A small Japanese coastal town, Minamata, first found that its cats were walking backwards, and then dying, before thousands of the inhabitants became seriously ill and disabled. It wasn’t radioactive fall out from the Hiroshima bomb causing the problem, but 27 tonnes of mercury dumped into the sea by a petrochemical firm. Both the cats and the people had eaten mercury-saturated fish.
It’s just a pity that mercury is also rather useful, and, like many of the problems we make for ourselves, the difficulty comes when we try to get rid of it.
Not only is it used to recover gold, but it’s commonly found in thermometers, a variety of medicines, some mascaras, fluorescent lights, batteries and even the amalgam that dentists use for fillings. Much of this ends up in landfill, and there’s a significant level of mercury pumped into the atmosphere following cremation.
However, more than two-thirds of the mercury polluting the atmosphere and accumulating in the seas hasn’t been mined but is produced as a by-product of burning coal.
It had been absorbed by the original plant life that later was compressed into coal, and it’s released at power stations and wherever coal – and to a lesser extent, gas and oil – are burned.
Many countries have passed legislation to remove the mercury before it goes up the chimney and it’s collected by filtering through charcoal.
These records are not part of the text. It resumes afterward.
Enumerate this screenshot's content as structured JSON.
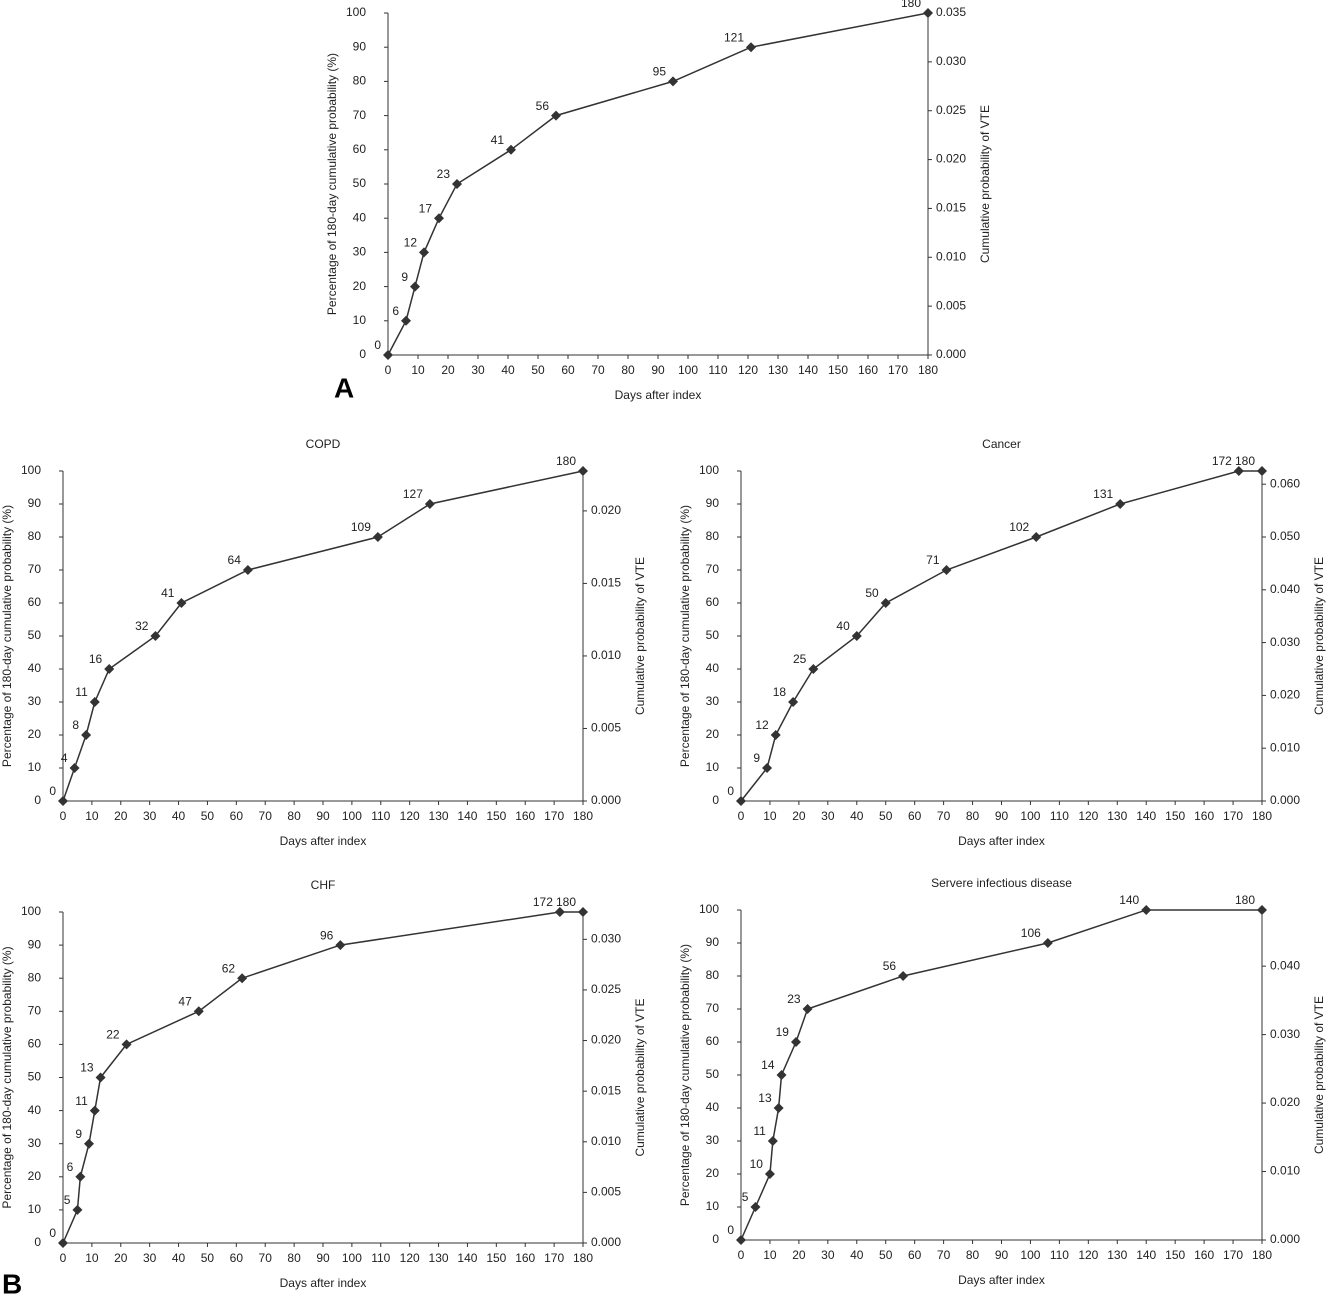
{
  "figure": {
    "panel_labels": [
      "A",
      "B"
    ]
  },
  "chart_data": [
    {
      "type": "line",
      "xlabel": "Days after index",
      "ylabel": "Percentage of 180-day cumulative probability (%)",
      "y2label": "Cumulative probability of VTE",
      "color": "#333333",
      "x": [
        0,
        6,
        9,
        12,
        17,
        23,
        41,
        56,
        95,
        121,
        180
      ],
      "values": [
        0,
        10,
        20,
        30,
        40,
        50,
        60,
        70,
        80,
        90,
        100
      ],
      "xlim": [
        0,
        180
      ],
      "xticks": [
        0,
        10,
        20,
        30,
        40,
        50,
        60,
        70,
        80,
        90,
        100,
        110,
        120,
        130,
        140,
        150,
        160,
        170,
        180
      ],
      "ylim": [
        0,
        100
      ],
      "yticks": [
        0,
        10,
        20,
        30,
        40,
        50,
        60,
        70,
        80,
        90,
        100
      ],
      "y2lim": [
        0,
        0.035
      ],
      "y2ticks": [
        {
          "value": 0,
          "label": "0.000"
        },
        {
          "value": 0.005,
          "label": "0.005"
        },
        {
          "value": 0.01,
          "label": "0.010"
        },
        {
          "value": 0.015,
          "label": "0.015"
        },
        {
          "value": 0.02,
          "label": "0.020"
        },
        {
          "value": 0.025,
          "label": "0.025"
        },
        {
          "value": 0.03,
          "label": "0.030"
        },
        {
          "value": 0.035,
          "label": "0.035"
        }
      ]
    },
    {
      "type": "line",
      "title": "COPD",
      "xlabel": "Days after index",
      "ylabel": "Percentage of 180-day cumulative probability (%)",
      "y2label": "Cumulative probability of VTE",
      "color": "#333333",
      "x": [
        0,
        4,
        8,
        11,
        16,
        32,
        41,
        64,
        109,
        127,
        180
      ],
      "values": [
        0,
        10,
        20,
        30,
        40,
        50,
        60,
        70,
        80,
        90,
        100
      ],
      "xlim": [
        0,
        180
      ],
      "xticks": [
        0,
        10,
        20,
        30,
        40,
        50,
        60,
        70,
        80,
        90,
        100,
        110,
        120,
        130,
        140,
        150,
        160,
        170,
        180
      ],
      "ylim": [
        0,
        100
      ],
      "yticks": [
        0,
        10,
        20,
        30,
        40,
        50,
        60,
        70,
        80,
        90,
        100
      ],
      "y2lim": [
        0,
        0.02275
      ],
      "y2ticks": [
        {
          "value": 0,
          "label": "0.000"
        },
        {
          "value": 0.005,
          "label": "0.005"
        },
        {
          "value": 0.01,
          "label": "0.010"
        },
        {
          "value": 0.015,
          "label": "0.015"
        },
        {
          "value": 0.02,
          "label": "0.020"
        }
      ]
    },
    {
      "type": "line",
      "title": "Cancer",
      "xlabel": "Days after index",
      "ylabel": "Percentage of 180-day cumulative probability (%)",
      "y2label": "Cumulative probability of VTE",
      "color": "#333333",
      "x": [
        0,
        9,
        12,
        18,
        25,
        40,
        50,
        71,
        102,
        131,
        172,
        180
      ],
      "values": [
        0,
        10,
        20,
        30,
        40,
        50,
        60,
        70,
        80,
        90,
        100,
        100
      ],
      "xlim": [
        0,
        180
      ],
      "xticks": [
        0,
        10,
        20,
        30,
        40,
        50,
        60,
        70,
        80,
        90,
        100,
        110,
        120,
        130,
        140,
        150,
        160,
        170,
        180
      ],
      "ylim": [
        0,
        100
      ],
      "yticks": [
        0,
        10,
        20,
        30,
        40,
        50,
        60,
        70,
        80,
        90,
        100
      ],
      "y2lim": [
        0,
        0.0625
      ],
      "y2ticks": [
        {
          "value": 0,
          "label": "0.000"
        },
        {
          "value": 0.01,
          "label": "0.010"
        },
        {
          "value": 0.02,
          "label": "0.020"
        },
        {
          "value": 0.03,
          "label": "0.030"
        },
        {
          "value": 0.04,
          "label": "0.040"
        },
        {
          "value": 0.05,
          "label": "0.050"
        },
        {
          "value": 0.06,
          "label": "0.060"
        }
      ]
    },
    {
      "type": "line",
      "title": "CHF",
      "xlabel": "Days after index",
      "ylabel": "Percentage of 180-day cumulative probability (%)",
      "y2label": "Cumulative probability of VTE",
      "color": "#333333",
      "x": [
        0,
        5,
        6,
        9,
        11,
        13,
        22,
        47,
        62,
        96,
        172,
        180
      ],
      "values": [
        0,
        10,
        20,
        30,
        40,
        50,
        60,
        70,
        80,
        90,
        100,
        100
      ],
      "xlim": [
        0,
        180
      ],
      "xticks": [
        0,
        10,
        20,
        30,
        40,
        50,
        60,
        70,
        80,
        90,
        100,
        110,
        120,
        130,
        140,
        150,
        160,
        170,
        180
      ],
      "ylim": [
        0,
        100
      ],
      "yticks": [
        0,
        10,
        20,
        30,
        40,
        50,
        60,
        70,
        80,
        90,
        100
      ],
      "y2lim": [
        0,
        0.0327
      ],
      "y2ticks": [
        {
          "value": 0,
          "label": "0.000"
        },
        {
          "value": 0.005,
          "label": "0.005"
        },
        {
          "value": 0.01,
          "label": "0.010"
        },
        {
          "value": 0.015,
          "label": "0.015"
        },
        {
          "value": 0.02,
          "label": "0.020"
        },
        {
          "value": 0.025,
          "label": "0.025"
        },
        {
          "value": 0.03,
          "label": "0.030"
        }
      ]
    },
    {
      "type": "line",
      "title": "Servere infectious disease",
      "xlabel": "Days after index",
      "ylabel": "Percentage of 180-day cumulative probability (%)",
      "y2label": "Cumulative probability of VTE",
      "color": "#333333",
      "x": [
        0,
        5,
        10,
        11,
        13,
        14,
        19,
        23,
        56,
        106,
        140,
        180
      ],
      "values": [
        0,
        10,
        20,
        30,
        40,
        50,
        60,
        70,
        80,
        90,
        100,
        100
      ],
      "xlim": [
        0,
        180
      ],
      "xticks": [
        0,
        10,
        20,
        30,
        40,
        50,
        60,
        70,
        80,
        90,
        100,
        110,
        120,
        130,
        140,
        150,
        160,
        170,
        180
      ],
      "ylim": [
        0,
        100
      ],
      "yticks": [
        0,
        10,
        20,
        30,
        40,
        50,
        60,
        70,
        80,
        90,
        100
      ],
      "y2lim": [
        0,
        0.0482
      ],
      "y2ticks": [
        {
          "value": 0,
          "label": "0.000"
        },
        {
          "value": 0.01,
          "label": "0.010"
        },
        {
          "value": 0.02,
          "label": "0.020"
        },
        {
          "value": 0.03,
          "label": "0.030"
        },
        {
          "value": 0.04,
          "label": "0.040"
        }
      ]
    }
  ]
}
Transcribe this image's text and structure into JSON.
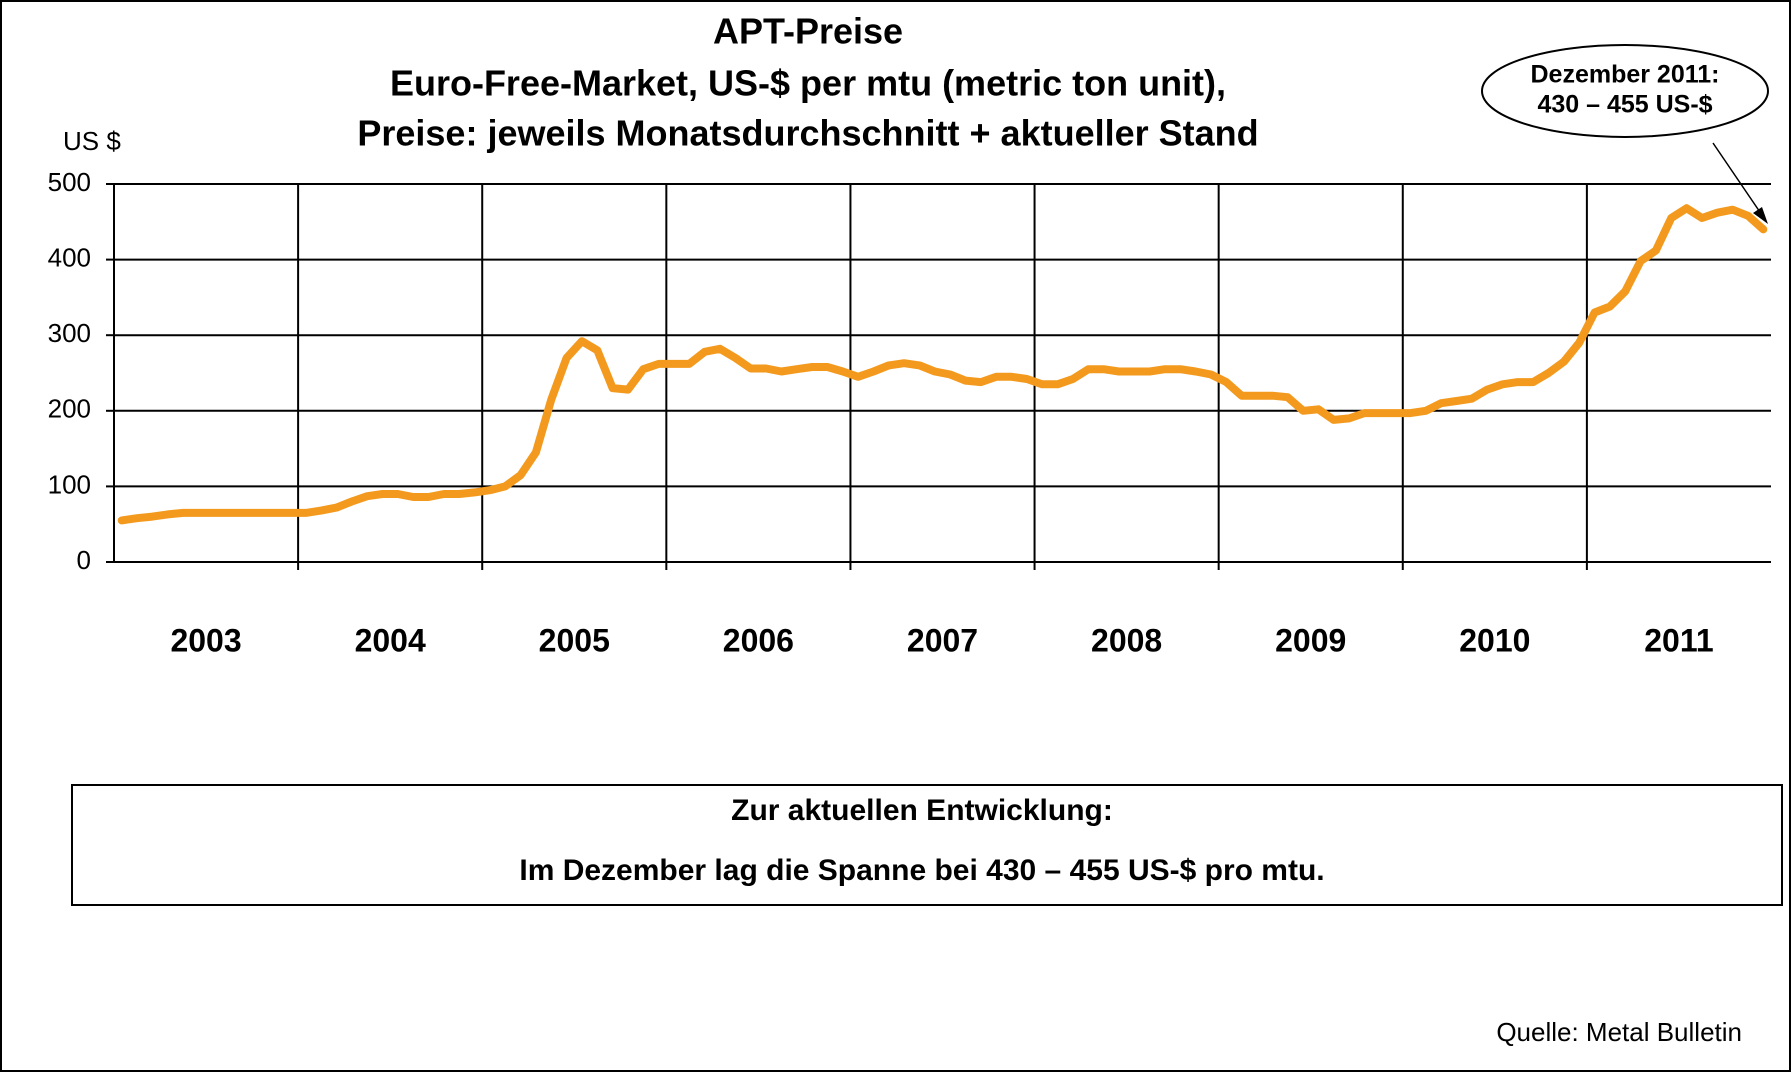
{
  "chart_data": {
    "type": "line",
    "title": [
      "APT-Preise",
      "Euro-Free-Market, US-$ per mtu (metric ton unit),",
      "Preise: jeweils Monatsdurchschnitt + aktueller Stand"
    ],
    "y_label": "US $",
    "annotation": [
      "Dezember 2011:",
      "430 – 455 US-$"
    ],
    "categories": [
      null,
      null,
      null,
      null,
      null,
      "2003",
      null,
      null,
      null,
      null,
      null,
      null,
      null,
      null,
      null,
      null,
      null,
      "2004",
      null,
      null,
      null,
      null,
      null,
      null,
      null,
      null,
      null,
      null,
      null,
      "2005",
      null,
      null,
      null,
      null,
      null,
      null,
      null,
      null,
      null,
      null,
      null,
      "2006",
      null,
      null,
      null,
      null,
      null,
      null,
      null,
      null,
      null,
      null,
      null,
      "2007",
      null,
      null,
      null,
      null,
      null,
      null,
      null,
      null,
      null,
      null,
      null,
      "2008",
      null,
      null,
      null,
      null,
      null,
      null,
      null,
      null,
      null,
      null,
      null,
      "2009",
      null,
      null,
      null,
      null,
      null,
      null,
      null,
      null,
      null,
      null,
      null,
      "2010",
      null,
      null,
      null,
      null,
      null,
      null,
      null,
      null,
      null,
      null,
      null,
      "2011",
      null,
      null,
      null,
      null,
      null,
      null
    ],
    "series": [
      {
        "color": "#f39a1e",
        "values": [
          55,
          58,
          60,
          63,
          65,
          65,
          65,
          65,
          65,
          65,
          65,
          65,
          65,
          68,
          72,
          80,
          87,
          90,
          90,
          86,
          86,
          90,
          90,
          92,
          95,
          100,
          115,
          145,
          215,
          270,
          292,
          280,
          230,
          228,
          255,
          262,
          262,
          262,
          278,
          282,
          270,
          256,
          256,
          252,
          255,
          258,
          258,
          252,
          245,
          252,
          260,
          263,
          260,
          252,
          248,
          240,
          238,
          245,
          245,
          242,
          235,
          235,
          242,
          255,
          255,
          252,
          252,
          252,
          255,
          255,
          252,
          248,
          238,
          220,
          220,
          220,
          218,
          200,
          202,
          188,
          190,
          197,
          197,
          197,
          197,
          200,
          210,
          213,
          216,
          228,
          235,
          238,
          238,
          250,
          265,
          290,
          330,
          338,
          358,
          398,
          412,
          455,
          468,
          455,
          462,
          466,
          458,
          440
        ]
      }
    ],
    "ylim": [
      0,
      500
    ],
    "yticks": [
      0,
      100,
      200,
      300,
      400,
      500
    ],
    "grid": true,
    "note": {
      "heading": "Zur aktuellen Entwicklung:",
      "text": "Im Dezember lag die Spanne bei 430  – 455 US-$ pro mtu."
    },
    "source": "Quelle: Metal Bulletin"
  }
}
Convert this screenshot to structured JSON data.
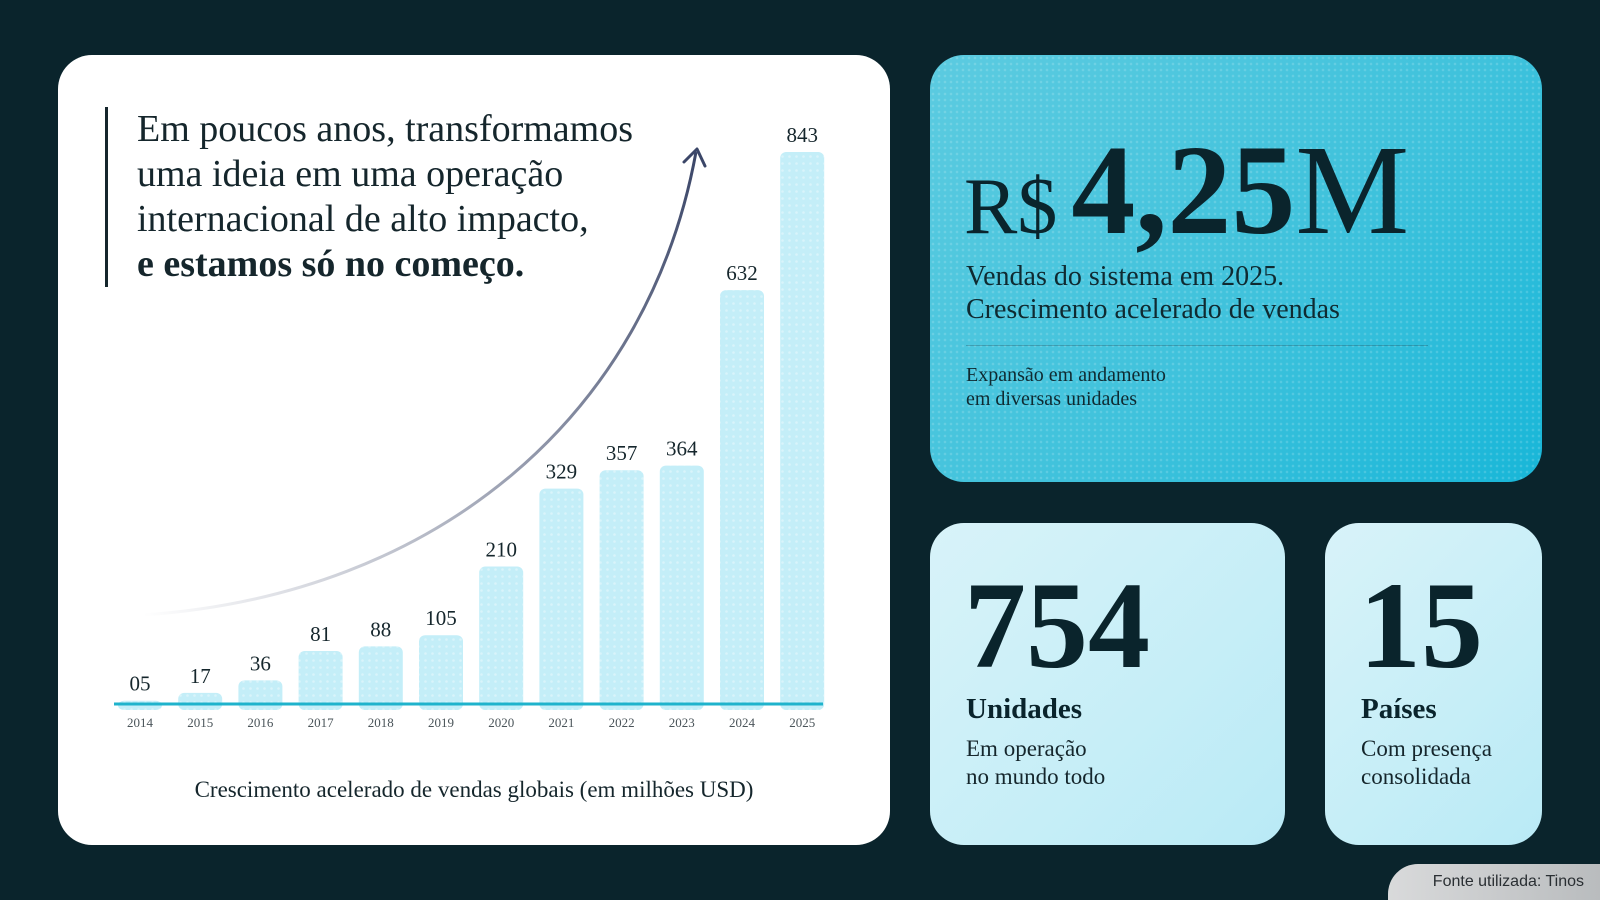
{
  "quote": {
    "line1": "Em poucos anos, transformamos",
    "line2": "uma ideia em uma operação",
    "line3": "internacional de alto impacto,",
    "line4": "e estamos só no começo."
  },
  "chart_data": {
    "type": "bar",
    "categories": [
      "2014",
      "2015",
      "2016",
      "2017",
      "2018",
      "2019",
      "2020",
      "2021",
      "2022",
      "2023",
      "2024",
      "2025"
    ],
    "values": [
      5,
      17,
      36,
      81,
      88,
      105,
      210,
      329,
      357,
      364,
      632,
      843
    ],
    "value_labels": [
      "05",
      "17",
      "36",
      "81",
      "88",
      "105",
      "210",
      "329",
      "357",
      "364",
      "632",
      "843"
    ],
    "title": "",
    "caption": "Crescimento acelerado de vendas globais (em milhões USD)",
    "xlabel": "",
    "ylabel": "",
    "ylim": [
      0,
      843
    ],
    "grid": false,
    "bar_color": "#c4eef8",
    "axis_color": "#1fb3cc",
    "arrow_color": "#3b4668"
  },
  "sales": {
    "currency": "R$",
    "amount": "4,25",
    "suffix": "M",
    "desc_line1": "Vendas do sistema em 2025.",
    "desc_line2": "Crescimento acelerado de vendas",
    "note_line1": "Expansão em andamento",
    "note_line2": "em diversas unidades"
  },
  "units": {
    "value": "754",
    "label": "Unidades",
    "desc_line1": "Em operação",
    "desc_line2": "no mundo todo"
  },
  "countries": {
    "value": "15",
    "label": "Países",
    "desc_line1": "Com presença",
    "desc_line2": "consolidada"
  },
  "font_note": "Fonte utilizada: Tinos"
}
However, there are real problems in storing the increasing quantities, and if these stockpiles caught fire, the mercury would be released.
The Americans reckon that if they could tighten-up on power station emissions they would save 11,000 premature deaths and more than 130,000 asthma attacks each year, but they are struggling to pass the Mercury and Air Toxic Standards Bill.
Unfortunately, a number of politicians hoping to be the Republican presidential candidate in November receive financial support from coal and gas industries, so they won’t support the legislation. The air we breathe deserves better than that.